For me, there is absolutely nothing to be surprised about. I expected from the onset that there would be some real problems with that "marriage of convenience" that happened between Obaseki and the PDP. In fact, without seeking to sound like a prophet of doom, I believe the political struggle will get messier unless great care is taken.
As a background, a December 10th report published by the BluePrint newspaper (online) with the title "Edo: PDP Leaders, Obaseki 'at war' over party structure", insinuated that the governor and Edo PDP Leaders were 'at war' over who controls the party structure in the state.
The report indicates that the Governor wants the state executive which was duly elected and inaugurated on February 14th of this year dissolved. He wants an executive that will be under his control. But the state PDP leaders think it's unfair considering that they were duly elected and inaugurated not long ago.
For me, it is not a surprise that the governor is allegedly making this demand. He made it clear upon his defection to the party that was now the leader of the party in the state. What did these PDP leaders think he meant?
While in the APC, Obaseki's disagreement with Oshiomhole was largely about control of party structure. While Oshiomhole believed he is the leader of the party, Obaseki thought otherwise. So were the PDP executives thinking that Obaseki would come into the PDP and not be the one to dictate the tune?
The Edo PDP state executives should have known what awaits them when they were receiving Obaseki into their party. Obaseki that I now know will not be a governor and not have a say on who become the executives of the state chapter of his political party. Otherwise, what was the fight in APC for?

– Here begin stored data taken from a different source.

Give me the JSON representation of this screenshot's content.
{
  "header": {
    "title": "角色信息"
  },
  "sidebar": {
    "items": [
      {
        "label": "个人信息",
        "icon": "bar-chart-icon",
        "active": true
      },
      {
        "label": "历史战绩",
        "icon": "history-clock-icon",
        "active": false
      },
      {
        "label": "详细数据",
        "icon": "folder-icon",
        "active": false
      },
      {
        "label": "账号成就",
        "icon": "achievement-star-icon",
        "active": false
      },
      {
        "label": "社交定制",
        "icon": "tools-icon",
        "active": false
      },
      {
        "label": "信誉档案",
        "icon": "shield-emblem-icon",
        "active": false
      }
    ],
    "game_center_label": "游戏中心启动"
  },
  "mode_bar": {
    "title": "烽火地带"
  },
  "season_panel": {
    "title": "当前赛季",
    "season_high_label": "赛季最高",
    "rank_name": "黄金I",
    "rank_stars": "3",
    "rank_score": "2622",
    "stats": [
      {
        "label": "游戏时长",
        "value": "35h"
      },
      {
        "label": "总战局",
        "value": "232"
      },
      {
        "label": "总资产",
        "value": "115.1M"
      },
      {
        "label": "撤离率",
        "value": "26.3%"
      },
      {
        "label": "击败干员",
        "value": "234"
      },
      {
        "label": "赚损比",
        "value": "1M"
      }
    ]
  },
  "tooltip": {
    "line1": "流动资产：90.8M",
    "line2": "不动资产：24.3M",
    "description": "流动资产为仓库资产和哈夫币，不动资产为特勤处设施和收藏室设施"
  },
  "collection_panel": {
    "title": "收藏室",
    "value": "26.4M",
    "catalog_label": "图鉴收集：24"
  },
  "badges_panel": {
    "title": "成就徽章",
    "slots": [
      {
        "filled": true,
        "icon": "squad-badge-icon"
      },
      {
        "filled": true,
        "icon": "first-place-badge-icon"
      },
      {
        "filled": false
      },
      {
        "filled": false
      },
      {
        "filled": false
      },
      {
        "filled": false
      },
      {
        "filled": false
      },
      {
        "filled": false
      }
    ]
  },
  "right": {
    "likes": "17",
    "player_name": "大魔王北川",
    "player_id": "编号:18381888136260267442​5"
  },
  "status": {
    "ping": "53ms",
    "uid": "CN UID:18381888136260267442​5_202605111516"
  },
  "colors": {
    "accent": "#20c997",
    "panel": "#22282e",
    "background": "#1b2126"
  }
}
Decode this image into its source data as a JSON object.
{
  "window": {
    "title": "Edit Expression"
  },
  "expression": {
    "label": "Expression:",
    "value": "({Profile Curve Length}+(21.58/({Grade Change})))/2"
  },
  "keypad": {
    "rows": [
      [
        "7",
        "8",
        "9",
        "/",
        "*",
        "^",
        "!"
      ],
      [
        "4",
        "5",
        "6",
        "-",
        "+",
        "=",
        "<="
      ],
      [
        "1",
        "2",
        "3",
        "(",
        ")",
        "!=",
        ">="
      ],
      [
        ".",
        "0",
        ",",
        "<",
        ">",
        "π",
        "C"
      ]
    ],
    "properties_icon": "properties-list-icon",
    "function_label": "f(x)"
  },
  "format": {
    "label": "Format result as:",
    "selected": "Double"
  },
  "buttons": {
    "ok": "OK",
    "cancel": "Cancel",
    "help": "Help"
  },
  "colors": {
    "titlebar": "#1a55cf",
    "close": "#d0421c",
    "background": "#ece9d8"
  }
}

If the governor would take my advice, he should allow these executive members to serve at least two and a half years of their tenure. This attitude of political parties dissolving duly elected executives is becoming worrisome. In about two years from now, he can then fight to get the party structure.
Governor Obaseki must do all within his powers to avoid a full-blown open confrontation with the party that gave him a platform in his trying times. If he allows the situation to degenerate, and become a trendy topic, he may be pretty surprised how much political goodwill he will filter away in a short while.